A resposta a esse impulso regulatório brasileiro tem sido o desafio de algumas tecnológicas, como é o caso do X, e as ameaças de outras com o objetivo de “minar iniciativas que buscam a autonomia tecnológica” do país. Os signatários do documento acreditam que o que está acontecendo lá nos diz respeito a todos. “Mais do que um aviso ao Brasil, [as ações das grandes tecnológicas] enviam uma mensagem preocupante ao mundo: que os países democráticos que buscam independência do domínio das grandes empresas tecnológicas correm o risco de sofrer interrupções em suas democracias, com algumas corporações apoiando movimentos e partidos de extrema direita”.
“Exigimos que as grandes empresas tecnológicas cessem suas tentativas de sabotar as iniciativas do Brasil voltadas para o desenvolvimento de capacidades independentes em inteligência artificial, infraestrutura pública digital, gestão de dados e tecnologia em nuvem”, diz a carta, que não especifica a quais sabotagens se refere. Um dos signatários do documento aponta para a AWS, empresa filial da Amazon, que manteve há três semanas uma reunião com representantes do governo para oferecer uma proposta de serviço para apoiar o projeto de nuvem soberana no qual Brasília está trabalhando. “As grandes empresas tecnológicas não apenas controlam o mundo digital, mas também fazem lobby e operam contra a capacidade do setor público de criar e manter uma agenda digital independente”, lê-se no comunicado apresentado hoje.

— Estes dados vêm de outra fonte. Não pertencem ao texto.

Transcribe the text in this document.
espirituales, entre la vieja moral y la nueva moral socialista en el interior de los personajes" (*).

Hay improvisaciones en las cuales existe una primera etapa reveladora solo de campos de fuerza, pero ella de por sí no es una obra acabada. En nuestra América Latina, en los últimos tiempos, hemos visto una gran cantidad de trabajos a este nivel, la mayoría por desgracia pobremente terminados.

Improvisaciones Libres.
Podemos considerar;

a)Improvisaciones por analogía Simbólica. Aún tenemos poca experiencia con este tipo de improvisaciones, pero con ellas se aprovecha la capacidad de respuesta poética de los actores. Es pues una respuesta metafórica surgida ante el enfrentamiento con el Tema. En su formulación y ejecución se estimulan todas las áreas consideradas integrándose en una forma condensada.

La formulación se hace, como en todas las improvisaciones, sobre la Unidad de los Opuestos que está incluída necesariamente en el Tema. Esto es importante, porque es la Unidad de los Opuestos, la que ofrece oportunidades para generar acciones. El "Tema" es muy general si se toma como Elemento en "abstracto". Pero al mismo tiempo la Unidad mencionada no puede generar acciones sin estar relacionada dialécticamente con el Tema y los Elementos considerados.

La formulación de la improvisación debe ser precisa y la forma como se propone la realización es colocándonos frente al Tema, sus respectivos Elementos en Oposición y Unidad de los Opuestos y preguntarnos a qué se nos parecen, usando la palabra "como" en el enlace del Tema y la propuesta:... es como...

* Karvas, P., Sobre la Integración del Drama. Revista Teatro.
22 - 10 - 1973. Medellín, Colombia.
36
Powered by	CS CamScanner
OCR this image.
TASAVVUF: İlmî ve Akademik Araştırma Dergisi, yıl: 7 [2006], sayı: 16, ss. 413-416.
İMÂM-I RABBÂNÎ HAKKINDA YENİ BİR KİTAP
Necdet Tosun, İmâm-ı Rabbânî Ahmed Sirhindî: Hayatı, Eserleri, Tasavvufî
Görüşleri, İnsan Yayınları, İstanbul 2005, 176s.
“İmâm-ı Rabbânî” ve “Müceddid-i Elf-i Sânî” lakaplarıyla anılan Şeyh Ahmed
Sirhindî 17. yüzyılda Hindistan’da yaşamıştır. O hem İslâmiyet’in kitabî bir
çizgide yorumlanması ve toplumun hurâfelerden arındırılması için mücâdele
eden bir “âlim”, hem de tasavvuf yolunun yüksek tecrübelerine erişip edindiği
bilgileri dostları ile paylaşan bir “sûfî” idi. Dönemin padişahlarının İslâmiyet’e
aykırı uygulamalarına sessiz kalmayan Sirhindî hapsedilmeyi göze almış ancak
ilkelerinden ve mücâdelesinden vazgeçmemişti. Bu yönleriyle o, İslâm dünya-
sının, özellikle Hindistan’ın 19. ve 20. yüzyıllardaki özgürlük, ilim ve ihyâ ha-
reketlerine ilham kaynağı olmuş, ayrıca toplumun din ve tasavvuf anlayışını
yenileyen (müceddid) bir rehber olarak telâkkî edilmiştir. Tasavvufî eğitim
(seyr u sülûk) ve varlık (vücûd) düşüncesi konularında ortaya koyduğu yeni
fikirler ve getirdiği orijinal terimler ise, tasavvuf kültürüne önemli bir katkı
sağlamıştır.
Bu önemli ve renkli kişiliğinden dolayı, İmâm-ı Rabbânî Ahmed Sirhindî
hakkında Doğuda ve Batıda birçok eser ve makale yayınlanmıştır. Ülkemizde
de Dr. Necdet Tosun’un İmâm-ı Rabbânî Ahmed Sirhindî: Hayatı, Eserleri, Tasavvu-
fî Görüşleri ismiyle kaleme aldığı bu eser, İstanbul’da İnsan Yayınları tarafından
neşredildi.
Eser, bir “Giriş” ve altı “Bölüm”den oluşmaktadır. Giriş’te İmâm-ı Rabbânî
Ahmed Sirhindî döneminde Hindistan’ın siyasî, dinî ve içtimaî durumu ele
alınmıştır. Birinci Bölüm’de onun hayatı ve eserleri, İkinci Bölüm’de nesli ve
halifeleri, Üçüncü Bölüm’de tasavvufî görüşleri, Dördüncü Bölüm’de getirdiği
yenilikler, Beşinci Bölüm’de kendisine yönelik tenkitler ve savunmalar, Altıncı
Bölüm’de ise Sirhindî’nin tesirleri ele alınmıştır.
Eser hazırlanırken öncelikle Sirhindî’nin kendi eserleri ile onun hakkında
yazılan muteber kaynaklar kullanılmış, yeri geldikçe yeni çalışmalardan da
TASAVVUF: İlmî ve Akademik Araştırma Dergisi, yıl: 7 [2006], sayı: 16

Da Exceção Europeia à Americana:
O Brasil, país anfitrião da cúpula do G20 em novembro, apresentou em julho seu plano de IA, que prevê um investimento de 4 bilhões de dólares nos próximos dez anos e que, sob o slogan IA para o Bem de Todos, contempla a regulamentação dessa tecnologia para impor limites claros e garantir que seu desenvolvimento seja inclusivo e sustentável. O governo também está implementando um programa para estabelecer uma infraestrutura nacional de computação em nuvem.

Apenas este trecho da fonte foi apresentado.